The fundamental issues that ruptured the U.S.-China trade relationship have not been resolved. America’s dispute with China is more than just America’s trade deficit even though Trump sees it as proof that America is the loser in trading with China. The real U.S.-China rivalry is that of a head-to-head struggle between an incumbent superpower and a rising challenger. In the U.S., there is a rare bipartisan consensus that the structure of the Chinese economy and how it is managed is at the heart of the problem, which puts foreigner companies at a disadvantage when competing with Chinese companies. The real objective of Trump’s trade war is to force China to dismantle its state sector and conform to the standards and practice of a market economy as defined by the West.
China has indeed proved to be very skillful in manipulating the multilateral system that governs global trade, bending its rules when and where it is advantageous to do so. China is now snapping at the heel of the U.S. in closing the technology gap. According to UN data (UNIDO Competitive Industrial Performance Database, the proportions of total export considered to be of medium and high tech are about the same between the U.S. and China. Furthermore, Xi Jinping’s signature Make in China 2025 program is designed to propel China forward to becoming a world beating technology leader in ten key sectors in the next few years. And central to China’s stupendous economic and technological advances in the last four decades is its ability to combine market forces with state intervention; which is the very economic structure that the U.S. wants China to abandon. Not surprisingly, China has absolutely no intention to do so.
In this context, the announced trade deal is merely an admission that a trade war against China through higher tariffs has not and will not work. Both sides will now refocus their efforts in achieving their strategic goals by other means. The U.S. will certainly toughen its scrutiny of Chinese investment in its tech sector, and putting more Chinese companies under surveillance, and there will be more aggressive actions in blocking China’s attempts in acquiring advance technology knowhow. The sanctions against Huawei and its role in the rollout of 5G is only a foretaste of what is to come. Beijing, on the other hand, will surely push ahead with the Make in China 2025 program regardless of what the U.S. may do, while preparing for a worst case scenario of decoupling from the U.S. economy over the longer term. The global economy should be prepared for many destabilizing storms to come.

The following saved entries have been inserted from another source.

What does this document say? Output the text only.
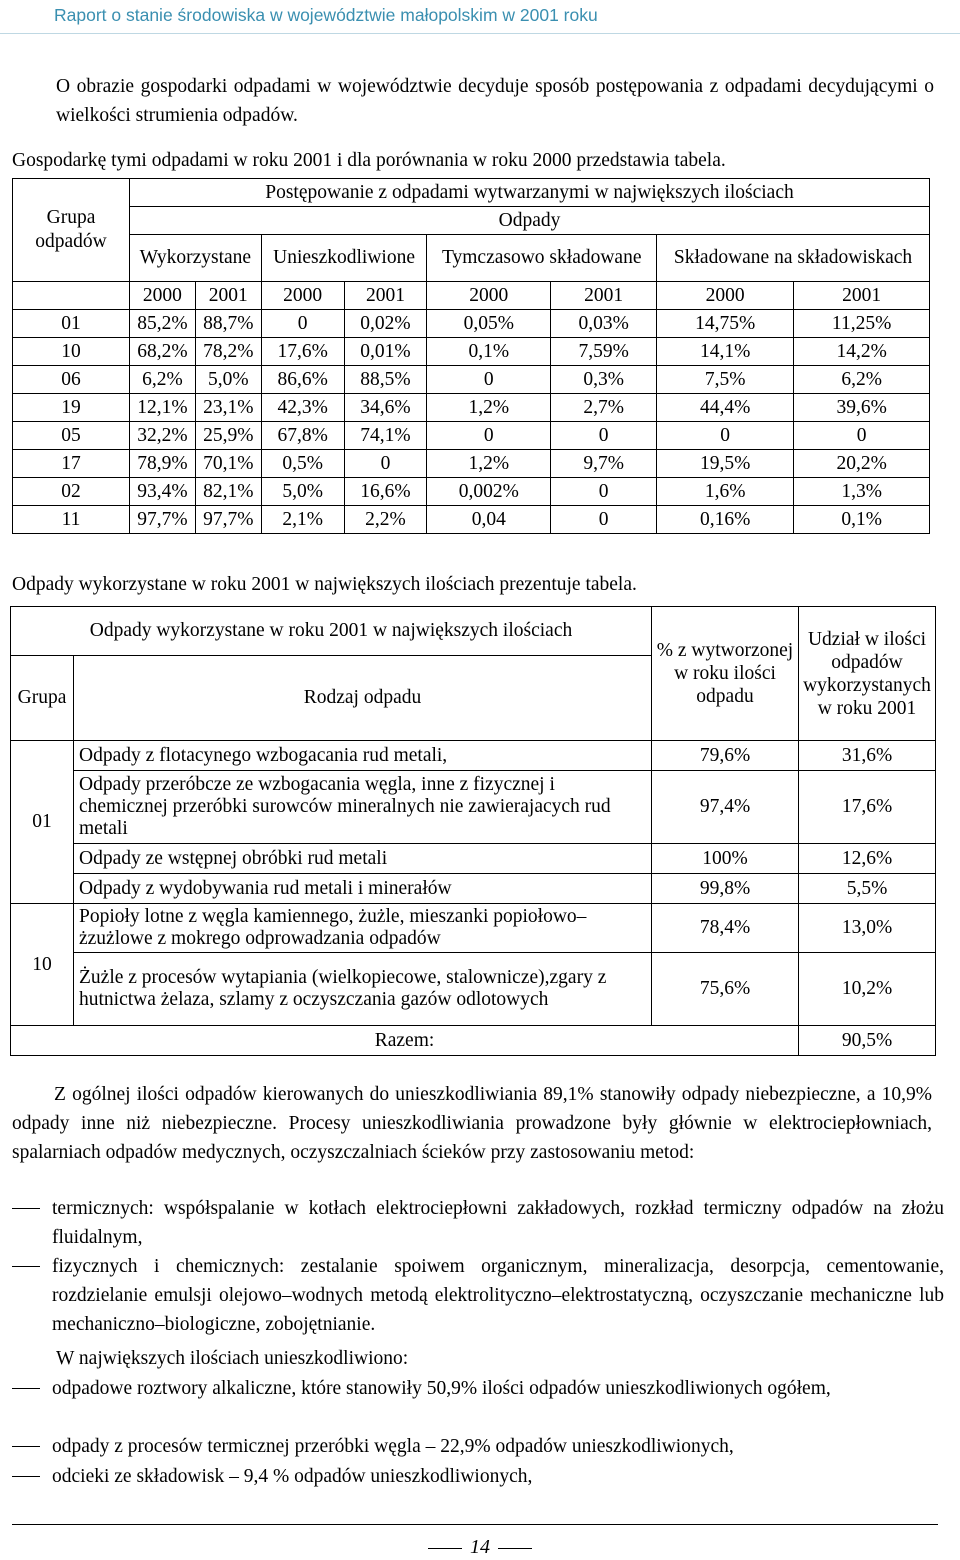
Raport o stanie środowiska w województwie małopolskim w 2001 roku

O obrazie gospodarki odpadami w województwie decyduje sposób postępowania z odpadami decydującymi o wielkości strumienia odpadów.

Gospodarkę tymi odpadami w roku 2001 i dla porównania w roku 2000 przedstawia tabela.

Grupa odpadów	Postępowanie z odpadami wytwarzanymi w największych ilościach							
	Odpady							
	Wykorzystane		Unieszkodliwione		Tymczasowo składowane		Składowane na składowiskach	
	2000	2001	2000	2001	2000	2001	2000	2001
01	85,2%	88,7%	0	0,02%	0,05%	0,03%	14,75%	11,25%
10	68,2%	78,2%	17,6%	0,01%	0,1%	7,59%	14,1%	14,2%
06	6,2%	5,0%	86,6%	88,5%	0	0,3%	7,5%	6,2%
19	12,1%	23,1%	42,3%	34,6%	1,2%	2,7%	44,4%	39,6%
05	32,2%	25,9%	67,8%	74,1%	0	0	0	0
17	78,9%	70,1%	0,5%	0	1,2%	9,7%	19,5%	20,2%
02	93,4%	82,1%	5,0%	16,6%	0,002%	0	1,6%	1,3%
11	97,7%	97,7%	2,1%	2,2%	0,04	0	0,16%	0,1%

Odpady wykorzystane w roku 2001 w największych ilościach prezentuje tabela.

Odpady wykorzystane w roku 2001 w największych ilościach		% z wytworzonej w roku ilości odpadu	Udział w ilości odpadów wykorzystanych w roku 2001
Grupa	Rodzaj odpadu		
01	Odpady z flotacynego wzbogacania rud metali,	79,6%	31,6%
	Odpady przeróbcze ze wzbogacania węgla, inne z fizycznej i chemicznej przeróbki surowców mineralnych nie zawierajacych rud metali	97,4%	17,6%
	Odpady ze wstępnej obróbki rud metali	100%	12,6%
	Odpady z wydobywania rud metali i minerałów	99,8%	5,5%
10	Popioły lotne z węgla kamiennego, żużle, mieszanki popiołowo–żzużlowe z mokrego odprowadzania odpadów	78,4%	13,0%
	Żużle z procesów wytapiania (wielkopiecowe, stalownicze),zgary z hutnictwa żelaza, szlamy z oczyszczania gazów odlotowych	75,6%	10,2%
Razem:			90,5%

Z ogólnej ilości odpadów kierowanych do unieszkodliwiania 89,1% stanowiły odpady niebezpieczne, a 10,9% odpady inne niż niebezpieczne. Procesy unieszkodliwiania prowadzone były głównie w elektrociepłowniach, spalarniach odpadów medycznych, oczyszczalniach ścieków przy zastosowaniu metod:

termicznych: współspalanie w kotłach elektrociepłowni zakładowych, rozkład termiczny odpadów na złożu fluidalnym,
fizycznych i chemicznych: zestalanie spoiwem organicznym, mineralizacja, desorpcja, cementowanie, rozdzielanie emulsji olejowo–wodnych metodą elektrolityczno–elektrostatyczną, oczyszczanie mechaniczne lub mechaniczno–biologiczne, zobojętnianie.

W największych ilościach unieszkodliwiono:

odpadowe roztwory alkaliczne, które stanowiły 50,9% ilości odpadów unieszkodliwionych ogółem,
odpady z procesów termicznej przeróbki węgla – 22,9% odpadów unieszkodliwionych,
odcieki ze składowisk – 9,4 % odpadów unieszkodliwionych,
14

The U.S.-China rivalry is made more acute because of an asymmetry in time horizon. The U.S. fears that time is not on their side, which is reflected in its bipartisan consensus that stronger actions are urgently needed to prevent a further weakening of America’s position relative to China. Beijing, on the other hand, believes that time is on its side, and is confident that it can out-last America’s belligerence. It will work gradually to reduce its dependence on the U.S. market and American technology knowhow while building new networks of alliances outside of the U.S. This asymmetry in time horizon thus reduces incentives on both sides to compromise. Now that there is a trade deal, the U.S.-China rivalry is set to intensify.